The Santu Antine tower is one of the largest Nuraghe in Sardinia. It is named after Saint Constantine and was occupied even in the Roman era. Surrounding the main tower, which was originally three stories high, it is surrounded by three smaller towers all connected by fortified walls. Parts of the staircase to the upper floors can still be seen. This site is closed only on December 25 and January 1 and requires an entrance ticket.
The name of this collection of stones and structures means the people that have water. There is a massive wedge shaped structure surrounded by a series of smaller towers. What makes this site different from many others, is the lack of an internal courtyard. The Losa archaeological site is open year round and requires an entrance ticket.

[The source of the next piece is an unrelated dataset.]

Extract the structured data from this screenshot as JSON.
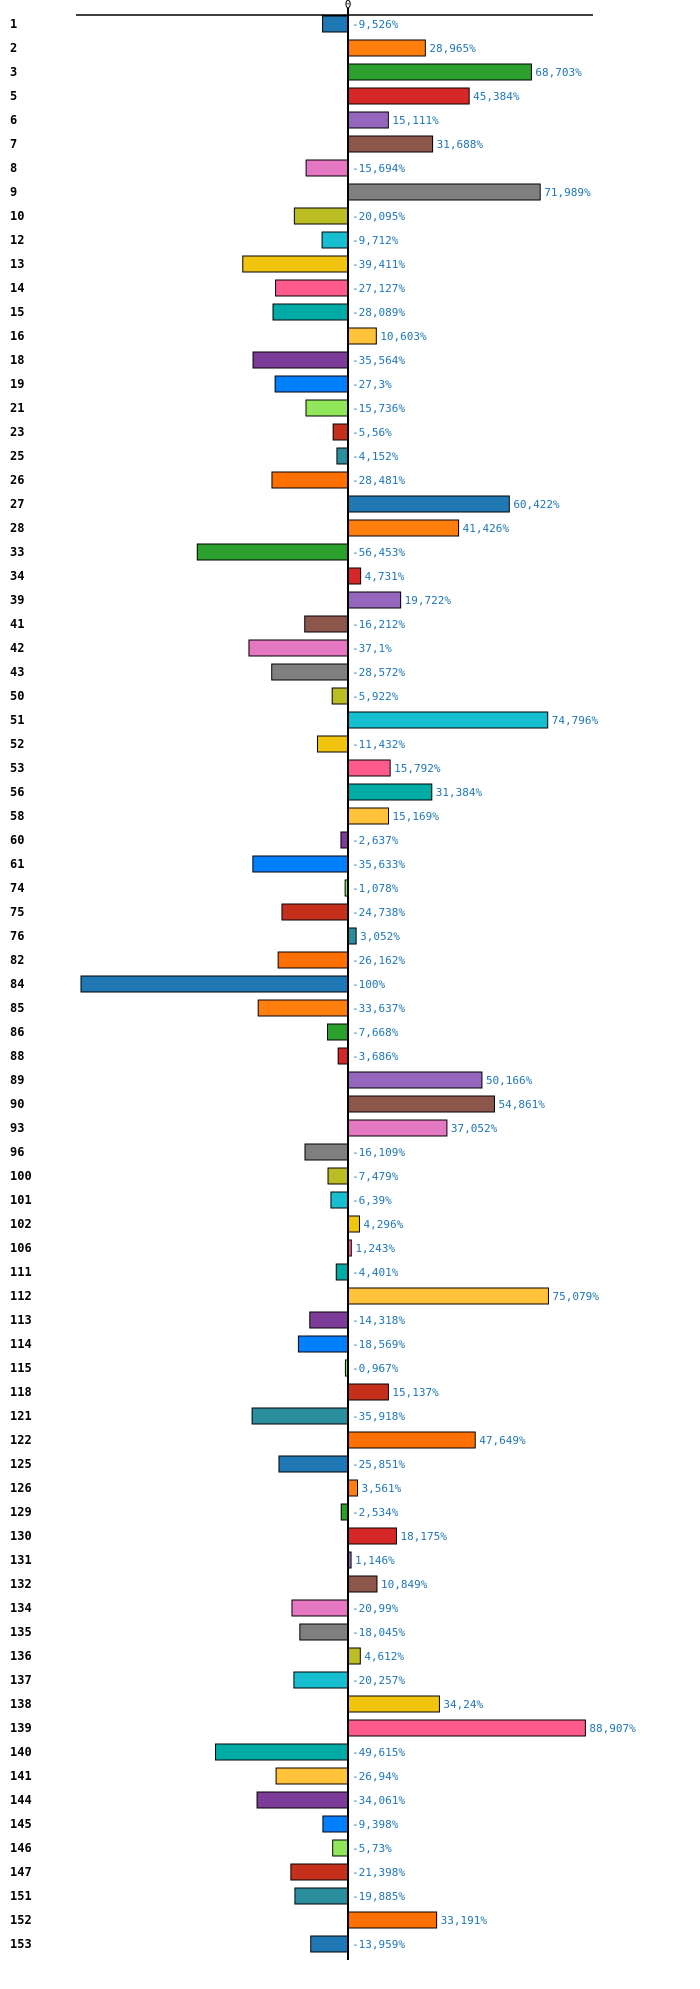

This site is made up of five main towers and 16 secondary towers scattered over an acre of land and is one of the island’s largest. The name Nuraghe Arrubiu means red nuraghe and is probably taken from the color of the stones used to build the structures. After being abandoned by the Nuragic people, it was still in use from the Roman era to medieval times with the Romans adding basins to make wine. There is an entrance fee and guided tours on request.
Make a small detour on your way to the beach for a quick visit to this Nuragic complex near Alghero. There are there very distinct periods of history represented here spanning from the bronze to the iron age. There is an entrance fee and there are guided tours and an audioguide available for Italian speakers.
The temple of well of Santa Cristina is a remarkable example of what is believed to be religious architecture of the Nuragic people. Centered around a triangular shaped deep well that was positioned to reflect the moon at particular times of the year, the site was built in the the 11th or 12th century BC. The current name came centuries later from Camaldolese monks who built a church nearby in medieval times. There is also remains of Nuragic village here. The site is open year round and requires an entrance ticket.
About a hundred huts, two megalithic burial sites and two rectangular shaped temples are what remains of this village inhabited from the end of the Bronze Age (around 1600 BC) and for the entire Late Bronze Age (800 BC). This is a large site and requires quite a bit of walking between the buildings. There are guided tours of the Villagio di Serra Orrios and an entrance ticket that includes a map of the archaeological area.
This is not a Nuragic village but a museum that displays a variety of artifacts discovered in neuralgic villages. The remarkable Giants of Mont’e Prama are ancient stone structures discovered less than 50 years ago in a farmers field near Cabras. The sculptures were part of what are called giants tombs, which are complex burial chambers from the Nuragic age. The museum also has an exhibit of artifacts excavated from the Nuragic village of Sa Osa.